Former Sen. Hartke, Ex-Idaho Rep. Dies
Former Sen. Vance Hartke died July 27 of heart failure at age 84. He was the first Indiana Democrat to serve three terms.
Hartke was first elected to the Senate in 1958 and lost in 1976 to now-Sen. Dick Lugar (R-Ind.).
During the latter part of his 18-year Senate tenure, Hartke was best known for his opposition to the Vietnam War and ran briefly as the anti-war presidential candidate in 1972.
He also helped develop plans for student loan programs, veterans affairs benefits and Amtrak and Conrail. As chairman of the transportation subcommittee, he fought for safer cars. He also crafted the International Executive Service Corps, a group dedicated to assisting small businesses in poor countries transform themselves into larger companies.
Hartke, a native of Stendal, Ind., graduated from the University of Evansville and obtained a law degree from Indiana University.
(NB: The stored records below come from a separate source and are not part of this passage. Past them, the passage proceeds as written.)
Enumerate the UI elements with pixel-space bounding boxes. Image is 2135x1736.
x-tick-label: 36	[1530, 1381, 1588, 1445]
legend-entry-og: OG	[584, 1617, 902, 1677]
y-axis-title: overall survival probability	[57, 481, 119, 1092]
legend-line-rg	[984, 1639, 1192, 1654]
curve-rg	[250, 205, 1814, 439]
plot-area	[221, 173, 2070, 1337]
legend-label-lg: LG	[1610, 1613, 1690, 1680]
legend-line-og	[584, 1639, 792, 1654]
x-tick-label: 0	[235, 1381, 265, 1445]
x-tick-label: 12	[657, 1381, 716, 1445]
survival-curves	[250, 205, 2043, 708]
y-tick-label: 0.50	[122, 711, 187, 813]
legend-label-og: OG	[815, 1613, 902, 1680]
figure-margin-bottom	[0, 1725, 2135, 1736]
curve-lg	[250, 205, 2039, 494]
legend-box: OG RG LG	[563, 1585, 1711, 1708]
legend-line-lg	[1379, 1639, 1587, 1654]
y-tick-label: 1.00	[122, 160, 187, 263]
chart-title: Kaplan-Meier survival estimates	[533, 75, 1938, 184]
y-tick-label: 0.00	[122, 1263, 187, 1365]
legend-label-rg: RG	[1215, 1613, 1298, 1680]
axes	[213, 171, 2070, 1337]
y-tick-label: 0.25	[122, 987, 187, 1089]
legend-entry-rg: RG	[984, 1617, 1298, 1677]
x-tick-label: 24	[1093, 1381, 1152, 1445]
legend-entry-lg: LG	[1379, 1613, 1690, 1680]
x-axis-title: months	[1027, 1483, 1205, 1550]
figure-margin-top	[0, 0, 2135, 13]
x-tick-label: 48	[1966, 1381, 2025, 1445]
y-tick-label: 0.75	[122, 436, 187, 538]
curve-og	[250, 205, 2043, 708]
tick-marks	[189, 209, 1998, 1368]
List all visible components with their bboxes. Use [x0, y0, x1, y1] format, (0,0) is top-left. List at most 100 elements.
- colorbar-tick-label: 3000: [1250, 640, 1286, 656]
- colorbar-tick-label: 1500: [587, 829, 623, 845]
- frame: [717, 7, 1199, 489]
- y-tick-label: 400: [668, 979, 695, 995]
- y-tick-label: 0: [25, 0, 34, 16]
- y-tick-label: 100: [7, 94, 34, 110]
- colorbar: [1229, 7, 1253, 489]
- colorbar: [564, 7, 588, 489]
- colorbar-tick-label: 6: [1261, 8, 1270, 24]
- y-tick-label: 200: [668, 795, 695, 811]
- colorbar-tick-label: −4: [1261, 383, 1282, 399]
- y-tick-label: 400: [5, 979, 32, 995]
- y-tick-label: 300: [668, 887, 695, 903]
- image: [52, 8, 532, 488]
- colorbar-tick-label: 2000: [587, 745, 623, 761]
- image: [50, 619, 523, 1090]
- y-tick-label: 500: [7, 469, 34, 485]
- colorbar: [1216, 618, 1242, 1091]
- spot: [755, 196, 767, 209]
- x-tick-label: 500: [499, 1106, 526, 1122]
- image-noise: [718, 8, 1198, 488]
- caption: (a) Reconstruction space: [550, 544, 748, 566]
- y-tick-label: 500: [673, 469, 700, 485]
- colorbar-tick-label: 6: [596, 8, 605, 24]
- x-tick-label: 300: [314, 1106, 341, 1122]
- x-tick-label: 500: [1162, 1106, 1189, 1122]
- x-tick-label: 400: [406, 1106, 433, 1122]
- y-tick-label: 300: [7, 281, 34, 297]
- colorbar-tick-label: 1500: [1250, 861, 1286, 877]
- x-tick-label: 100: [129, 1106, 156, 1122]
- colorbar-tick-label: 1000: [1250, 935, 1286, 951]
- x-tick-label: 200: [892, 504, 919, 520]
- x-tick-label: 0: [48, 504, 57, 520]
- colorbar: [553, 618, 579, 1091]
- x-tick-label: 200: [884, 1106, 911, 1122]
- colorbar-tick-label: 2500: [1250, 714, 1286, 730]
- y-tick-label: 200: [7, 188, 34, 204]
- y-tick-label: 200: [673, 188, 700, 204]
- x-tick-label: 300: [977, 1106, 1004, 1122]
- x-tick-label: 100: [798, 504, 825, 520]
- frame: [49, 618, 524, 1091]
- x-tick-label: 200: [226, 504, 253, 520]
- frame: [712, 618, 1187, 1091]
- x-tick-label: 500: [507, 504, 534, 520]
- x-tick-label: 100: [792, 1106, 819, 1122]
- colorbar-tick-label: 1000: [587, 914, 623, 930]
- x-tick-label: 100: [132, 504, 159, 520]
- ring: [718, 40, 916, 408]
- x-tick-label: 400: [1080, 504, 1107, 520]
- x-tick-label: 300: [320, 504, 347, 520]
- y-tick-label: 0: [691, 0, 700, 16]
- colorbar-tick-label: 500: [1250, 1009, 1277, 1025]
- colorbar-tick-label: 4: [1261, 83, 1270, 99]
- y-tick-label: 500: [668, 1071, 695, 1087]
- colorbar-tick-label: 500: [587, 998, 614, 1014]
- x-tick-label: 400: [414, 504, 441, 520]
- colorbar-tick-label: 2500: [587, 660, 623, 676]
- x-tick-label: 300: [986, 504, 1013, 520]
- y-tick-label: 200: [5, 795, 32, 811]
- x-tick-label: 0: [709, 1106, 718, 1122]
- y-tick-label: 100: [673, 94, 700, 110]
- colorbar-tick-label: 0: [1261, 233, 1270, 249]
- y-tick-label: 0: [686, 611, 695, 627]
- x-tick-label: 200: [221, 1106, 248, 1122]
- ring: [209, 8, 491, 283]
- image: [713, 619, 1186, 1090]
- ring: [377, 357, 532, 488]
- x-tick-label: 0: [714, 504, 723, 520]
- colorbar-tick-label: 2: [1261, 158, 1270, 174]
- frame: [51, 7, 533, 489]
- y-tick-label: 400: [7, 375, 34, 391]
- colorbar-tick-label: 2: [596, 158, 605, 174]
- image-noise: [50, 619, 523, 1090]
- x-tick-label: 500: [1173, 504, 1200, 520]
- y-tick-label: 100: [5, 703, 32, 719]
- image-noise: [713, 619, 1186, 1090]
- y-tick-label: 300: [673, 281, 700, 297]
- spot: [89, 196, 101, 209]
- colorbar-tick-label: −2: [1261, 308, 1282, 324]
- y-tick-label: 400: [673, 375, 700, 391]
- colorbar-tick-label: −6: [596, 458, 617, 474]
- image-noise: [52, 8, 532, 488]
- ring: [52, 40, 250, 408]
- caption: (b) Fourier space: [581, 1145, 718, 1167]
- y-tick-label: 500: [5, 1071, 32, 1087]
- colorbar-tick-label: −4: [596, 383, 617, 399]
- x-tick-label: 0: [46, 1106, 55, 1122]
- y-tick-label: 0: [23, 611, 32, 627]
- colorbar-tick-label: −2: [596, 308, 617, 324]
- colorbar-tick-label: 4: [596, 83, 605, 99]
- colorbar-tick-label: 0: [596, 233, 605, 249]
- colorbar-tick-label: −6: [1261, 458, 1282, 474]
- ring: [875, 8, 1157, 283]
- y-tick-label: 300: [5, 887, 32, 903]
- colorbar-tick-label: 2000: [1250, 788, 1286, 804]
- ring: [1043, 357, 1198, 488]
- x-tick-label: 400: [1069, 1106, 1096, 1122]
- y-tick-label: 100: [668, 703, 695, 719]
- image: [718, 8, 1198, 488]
He also was a member of the U.S. Coast Guard and a Naval officer.
After his defeat in the 1976 Senate election, he practiced law in his private firm in the Washington area.
Hartke is survived by Martha, his wife of 60 years, as well as four sons, three daughters and 16 grandchildren.
He will be buried in Arlington National Cemetery.
Ex-Idaho Rep. Hamer Budge Dies at 92
Former Rep. Hamer Budge (R-Idaho), a former chairman of the Securities and Exchange Commission, died July 22 in Arizona at age 92.
Budge, the son of former Idaho Supreme Court chief justice Alfred Budge, began his own career as a page in the Idaho state House of Representatives at age 14. A Stanford University graduate, he went on to attend the University of Idaho College of Law.
From 1939 to 1942, Budge served in the Idaho state Legislature and later as a lieutenant commander for the U.S. Naval forces during World War II. Upon returning from war, he served one more term in the Idaho state House, where he functioned as Republican Floor Leader, before being elected in 1950 in the U.S. House of Representatives to represent Idaho’s 2nd district. He remained in the House until 1960.
In 1961, Budge was given a district judgeship and in 1964 was named to the Securities and Exchange Commission by then-President Lyndon Johnson. He was later named chairman of the commission by President Richard Nixon and served for two years before resigning in 1971.
He later took a leadership position in Investors Mutual Funds, based in Minneapolis.